'No malice towards McCabe,' says fellow Garda sergeant
A garda sergeant did not see any malice towards Garda whistleblower Sgt Maurice McCabe, the Charleton Tribunal has been told.
The tribunal is looking into claims that allegations of sexual abuse were used as part of a smear campaign to undermine the reputation of Sgt McCabe.
On day 10 of the tribunal, Sgt Tony Byrne said he was one of five or six Garda sergeants from different divisions who arrived to work at Bailieborough garda station in 2010.
He said there was a good working atmosphere in the station in the six-and-a-half years he was there.
Asked by tribunal chairman Mr Justice Peter Charleton whether there was any "sense of malice" towards Sgt McCabe, he said Sgt McCabe had left the area when he transferred in. He said he had never experienced it and had never met the sergeant until he saw him at the tribunal.
"I can't say there was any malevolence or malice towards him, I never experienced it," he said.
Sgt Tony Byrne was aware of issues regarding complaints from Sgt McCabe "about the standards of policing" in Bailieborough and that there were ongoing Garda inquiries as a result.
He said there had been discussion about the penalty points allegations and Pulse computer records. He had never heard discussion about the abuse allegation.
At the end of the day's hearing, Mr Justice Charleton made a ruling on an earlier application that the evidence of the woman, referred to as Ms D, who made allegations against Sgt McCabe should be held in public.
The woman and her family are due to give evidence next week and lawyers for them sought reporting restrictions. Lawyers for Sgt McCabe argued that her evidence should be held in public.
Mr Justice Charleton ordered that members of the public would be excluded from the tribunal when Ms D and her family gave evidence, and that her identity not be revealed.
Earlier in the day, social worker Briege Tinnelly said that in August 2013 she took a phone call from counsellor Laura Brophy, and recorded details regarding Ms D.
She said she was never told there was an error in a subsequent written report from Ms Brophy, and first became aware of the error when it was reported on RTÉ 'Prime Time' in 2017.

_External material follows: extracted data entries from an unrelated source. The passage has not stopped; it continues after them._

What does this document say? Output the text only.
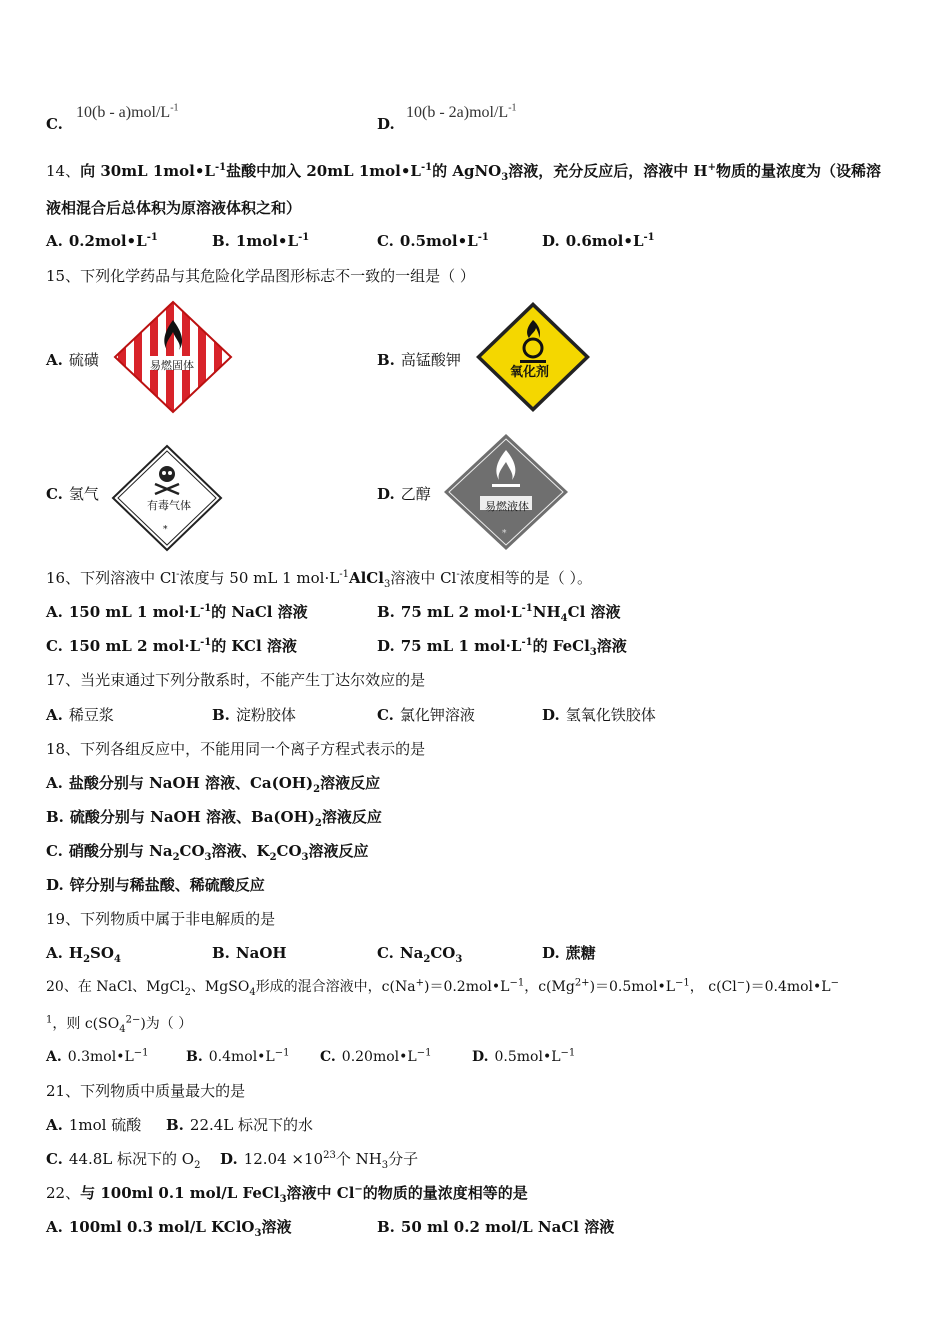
C.
$10(b - a)mol/L^{-1}$
D.
$10(b - 2a)mol/L^{-1}$
14、向 30mL $1mol•L^{-1}$盐酸中加入 20mL $1mol•L^{-1}$的 AgNO$_3$溶液，充分反应后，溶液中 H+物质的量浓度为（设稀溶
液相混合后总体积为原溶液体积之和）
A. $0.2mol•L^{-1}$	B. $1mol•L^{-1}$	C. $0.5mol•L^{-1}$	D. $0.6mol•L^{-1}$
15、下列化学药品与其危险化学品图形标志不一致的一组是（ ）
A. 硫磺	易燃固体	B. 高锰酸钾
氧化剂
C. 氢气
有毒气体
*
D. 乙醇
易燃液体
*
16、下列溶液中 Cl-浓度与 50 mL 1 $mol\cdot L^{-1}AlCl_3$溶液中 Cl-浓度相等的是（ ）。
A. 150 mL 1 $mol\cdot L^{-1}$的 NaCl 溶液	B. 75 mL 2 $mol\cdot L^{-1}NH_4Cl$ 溶液
C. 150 mL 2 $mol\cdot L^{-1}$的 KCl 溶液	D. 75 mL 1 $mol\cdot L^{-1}$的 FeCl$_3$溶液
17、当光束通过下列分散系时，不能产生丁达尔效应的是
A. 稀豆浆	B. 淀粉胶体	C. 氯化钾溶液	D. 氢氧化铁胶体
18、下列各组反应中，不能用同一个离子方程式表示的是
A. 盐酸分别与 NaOH 溶液、$Ca(OH)_2$溶液反应
B. 硫酸分别与 NaOH 溶液、$Ba(OH)_2$溶液反应
C. 硝酸分别与 $Na_2CO_3$溶液、$K_2CO_3$溶液反应
D. 锌分别与稀盐酸、稀硫酸反应
19、下列物质中属于非电解质的是
A. $H_2SO_4$	B. NaOH	C. $Na_2CO_3$	D. 蔗糖
20、在 NaCl、MgCl$_2$、MgSO$_4$形成的混合溶液中，$c(Na^+)=0.2mol•L^{-1}$，$c(Mg^{2+})=0.5mol•L^{-1}$， c(Cl−)＝0.4mol•L−
$^1$，则 $c(SO_4^{2-})$为（ ）
A. $0.3mol•L^{-1}$	B. $0.4mol•L^{-1}$ C. $0.20mol•L^{-1}$	D. $0.5mol•L^{-1}$
21、下列物质中质量最大的是
A. 1mol 硫酸 B. 22.4L 标况下的水
C. 44.8L 标况下的 $O_2$ D. $12.04 \times 10^{23}$个 $NH_3$分子
22、与 100ml 0.1 mol/L FeCl$_3$溶液中 Cl−的物质的量浓度相等的是
A. 100ml 0.3 mol/L KClO$_3$溶液	B. 50 ml 0.2 mol/L NaCl 溶液
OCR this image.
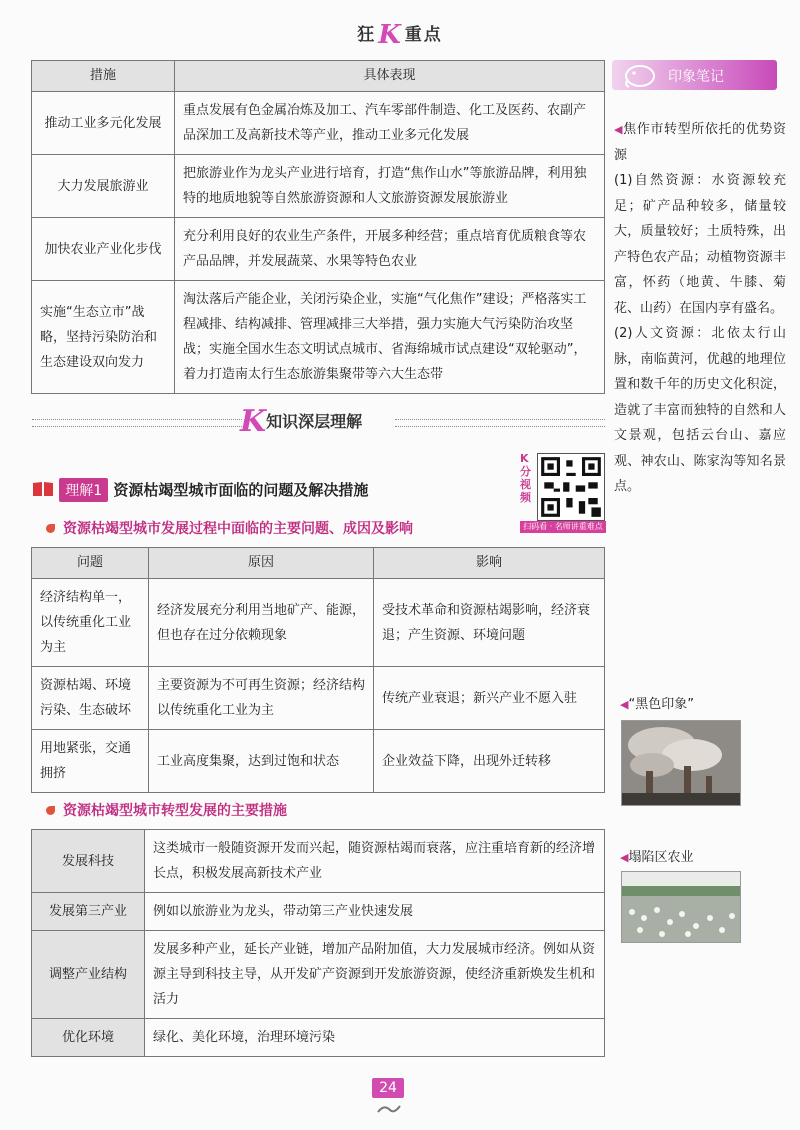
狂K 重点
措施	具体表现
推动工业多元化发展	重点发展有色金属冶炼及加工、汽车零部件制造、化工及医药、农副产品深加工及高新技术等产业，推动工业多元化发展
大力发展旅游业	把旅游业作为龙头产业进行培育，打造“焦作山水”等旅游品牌，利用独特的地质地貌等自然旅游资源和人文旅游资源发展旅游业
加快农业产业化步伐	充分利用良好的农业生产条件，开展多种经营；重点培育优质粮食等农产品品牌，并发展蔬菜、水果等特色农业
实施“生态立市”战略，坚持污染防治和生态建设双向发力	淘汰落后产能企业，关闭污染企业，实施“气化焦作”建设；严格落实工程减排、结构减排、管理减排三大举措，强力实施大气污染防治攻坚战；实施全国水生态文明试点城市、省海绵城市试点建设“双轮驱动”，着力打造南太行生态旅游集聚带等六大生态带
印象笔记
◀焦作市转型所依托的优势资源
(1)自然资源：水资源较充足；矿产品种较多，储量较大，质量较好；土质特殊，出产特色农产品；动植物资源丰富，怀药（地黄、牛膝、菊花、山药）在国内享有盛名。
(2)人文资源：北依太行山脉，南临黄河，优越的地理位置和数千年的历史文化积淀，造就了丰富而独特的自然和人文景观，包括云台山、嘉应观、神农山、陈家沟等知名景点。
◀“黑色印象”
◀塌陷区农业
K知识深层理解
理解1 资源枯竭型城市面临的问题及解决措施
K分视频
扫码看 · 名师讲重难点
资源枯竭型城市发展过程中面临的主要问题、成因及影响
问题	原因	影响
经济结构单一，以传统重化工业为主	经济发展充分利用当地矿产、能源，但也存在过分依赖现象	受技术革命和资源枯竭影响，经济衰退；产生资源、环境问题
资源枯竭、环境污染、生态破坏	主要资源为不可再生资源；经济结构以传统重化工业为主	传统产业衰退；新兴产业不愿入驻
用地紧张，交通拥挤	工业高度集聚，达到过饱和状态	企业效益下降，出现外迁转移
资源枯竭型城市转型发展的主要措施
发展科技	这类城市一般随资源开发而兴起，随资源枯竭而衰落，应注重培育新的经济增长点，积极发展高新技术产业
发展第三产业	例如以旅游业为龙头，带动第三产业快速发展
调整产业结构	发展多种产业，延长产业链，增加产品附加值，大力发展城市经济。例如从资源主导到科技主导，从开发矿产资源到开发旅游资源，使经济重新焕发生机和活力
优化环境	绿化、美化环境，治理环境污染
24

Pamela Armitage, a clerical administrator, said that when she got a e call from Ms Brophy alerting her to the error in May 2014, she notified Eileen Argue, the social work team leader.
Dr Gerard O'Neill, director of counselling, HSE South-east, told the tribunal that copies of the report containing erroneous allegations were received by his offices on May 2, 2014. He said the office was later told of errors, and received a corrected file at the end of the month, on May 28. He said the file containing incorrect information was then shredded.
The tribunal is looking into the creation and distribution of files by Tusla and the HSE containing false allegations against the sergeant, which were created in 2013.
A file was created when Ms D sought counselling in 2013, seven years after she first made allegations in 2006. The tribunal has heard how a "catastrophic error" led to much more serious allegations from a Ms Y being wrongly attributed to Ms D.